History of Book Scanning and Google Books

Date of Class: 1/31
First due: 2/7
Comments due: 2/14
Revisions due: 2/21

During this seminar, we discussed the history of Book Scanning and Google Books.

To begin, we dove into the article “The Dark History of HathiTrust” by Alissa Centivany, and the accompanying “UM-Google Cooperative Agreement”. We first determined: does this count as a “dark” history? The class discussed whether Google or Michigan committed any moral misconduct, and the extent to which Michigan went over the CIC’s head. We reached somewhat of a consensus that although UM and UI acted quickly in order to secure funding and complete the project, they were relatively responsible about how they handled the aftermath. In some ways, we beleived this was a somewhat brave decision, and a monumental event in book scanning history. This brought up another discussion about whether this kind of “fast and loose” approach to book scanning, in order to get the project running, was appropriate considering the nature of the content. The article talks about the “moral obligation” to scan, and the librarians at Michigan and the technologists at Google both shared this value system. We concluded this article discussion by looking at some online comments on an article published around the same time (2008) discussing the release of HathiTrust. There, a lot of people shared concerns about the dwindling physical presence of libraries, and how paper resources are being largely replaced by digital ones. We evaluated whether this stands true now, twelve years later, and the class had mixed accounts. Some students brought up the point that they still check out physical books from Hunt Library and the Carnegie libraries, but that they feel they are often one of the only ones still using this system. The Sorrell’s library redesign was also mentioned, where many of the books that once lined the walls of the library were removed to make space for study corners and alternative working spaces. Also, we had an interesting discussion over our often preconcienved notion that a digital resource is timeless and permanent because of it’s format, when in many cases it isn’t. Although there is an internet web archive, a lot of important pages (such as digital humanities conferences pages), are completely lost once the event has passed, along with all of the valuable data it may have hosted.

The class then spent some time together exploring the HathiTrust ngram exploring tool, Bookworm. Immediately, we decided that the interface of Bookworm was much cleaner and more user-friendly than Google Ngrams Viewer, although they do seem to serve different purposes. The filtering function was particularly interesting to look at, as there were some fields (such as “Is Gov”) that seemed to be remnants of stray tagging or librarian error. It was relevant to see this after discussing librarian culture and the clash between librarians and technologist during the HathiTrust scanning, and brought up another argument for the downsides to rushing such a large project.

Following this connection in librarian culture and moral obligation to scan, we moved on to discuss the “Million Books Project”. We first identified a direct connection in a quote from Journalist Kevin Kellyn, “‘The desire of all creators is for their works to find their way into all minds,’” and talked about whether it’s true that the creators of this printed content really do desire to be scanned and digitized. This raised a point about modern publishing now: when writers create work today, its primary existence is in a digital form, so printing and scanning is rendered more obsolete.
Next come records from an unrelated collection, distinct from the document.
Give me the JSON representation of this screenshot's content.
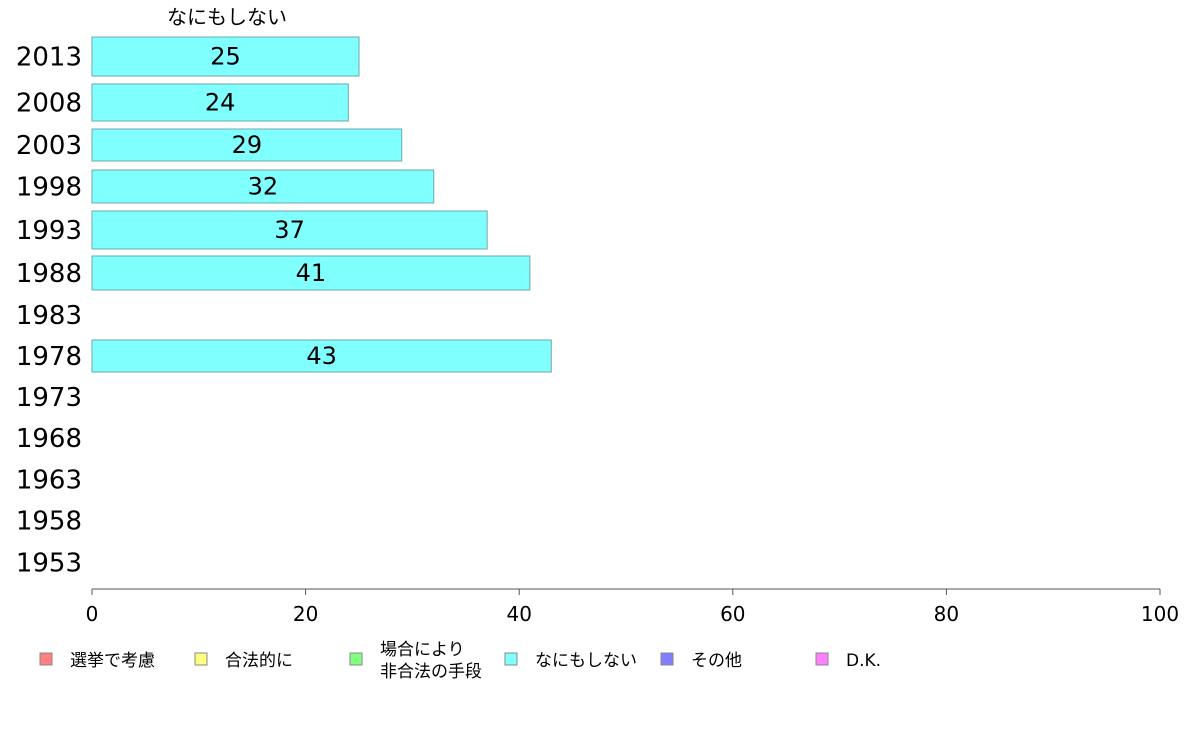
{
  "chart_data": {
    "type": "bar",
    "orientation": "horizontal",
    "title": "なにもしない",
    "categories": [
      "2013",
      "2008",
      "2003",
      "1998",
      "1993",
      "1988",
      "1983",
      "1978",
      "1973",
      "1968",
      "1963",
      "1958",
      "1953"
    ],
    "series": [
      {
        "name": "なにもしない",
        "color": "#80ffff",
        "values": [
          25,
          24,
          29,
          32,
          37,
          41,
          null,
          43,
          null,
          null,
          null,
          null,
          null
        ]
      }
    ],
    "xlim": [
      0,
      100
    ],
    "xticks": [
      0,
      20,
      40,
      60,
      80,
      100
    ],
    "xlabel": "",
    "ylabel": "",
    "grid": false,
    "legend_position": "bottom",
    "legend": [
      {
        "lines": [
          "選挙で考慮"
        ],
        "color": "#ff8080"
      },
      {
        "lines": [
          "合法的に"
        ],
        "color": "#ffff80"
      },
      {
        "lines": [
          "場合により",
          "非合法の手段"
        ],
        "color": "#80ff80"
      },
      {
        "lines": [
          "なにもしない"
        ],
        "color": "#80ffff"
      },
      {
        "lines": [
          "その他"
        ],
        "color": "#8080ff"
      },
      {
        "lines": [
          "D.K."
        ],
        "color": "#ff80ff"
      }
    ]
  }
}
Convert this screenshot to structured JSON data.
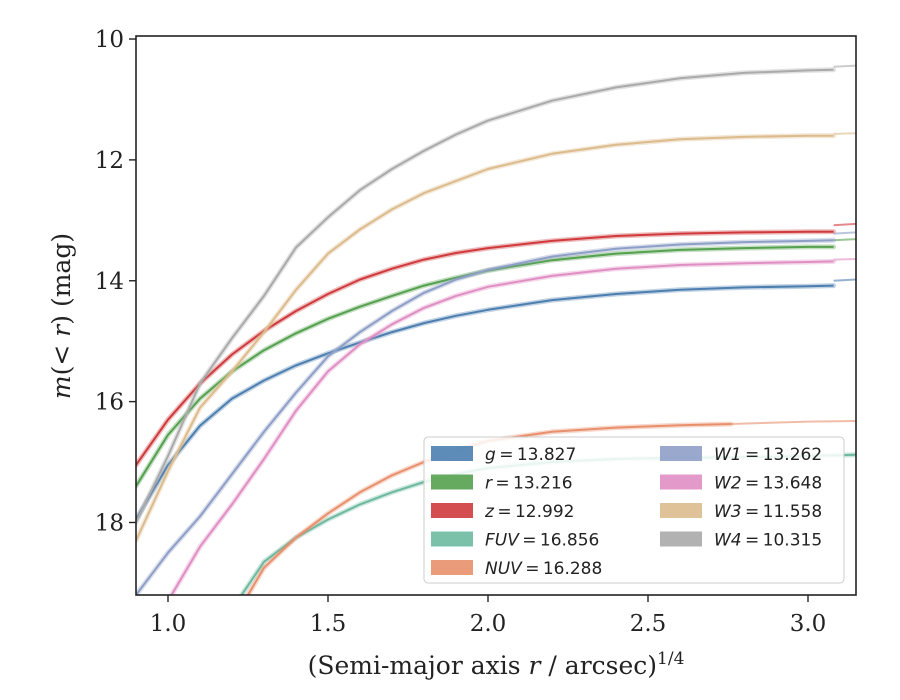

Some students pointed out that if you email the author of many articles or publications that cost money, they will send you the pdf for free. This adjusted the context of the conversation. Throughout this discussion, I found we were repeatedly trying to imagine what reputation the concept of book scanning had in 2004, or 2008, versus what it actually is now. The difference in the presence of technology and tech conglomerates in our lives makes it more challenging to simply assess the reactions to each scanning project. We also discussed the reason why this article was written. It appears that in some ways, this was a response to the HathiTrust project, especially the buzz that Michigan was receiving from working with this “hip” tech company. Reputation, which we talked about in the previous article as well, seemed to play a huge role in the implementation and development of this project, and this article seemed in part to be a little shout-out to Carnegie Mellon University and the other people on this project for doing very similar work first.

More interesting points brought up: - although we didn’t leave enough time to really dive into it, the process of converting scanned lines into code, as outlined by Michael Gavin in “How To Think About EEBO”, was fascinating and worth exploring further. We thought it was bizzare how similar it was to html, but was instead categorizing about the lines of a sonnet. - Are digitization tools tools for librarians, or are they making librarians obsolete? We discussed briefly how the role of the librarian is changing as digitization changes the scope of the content.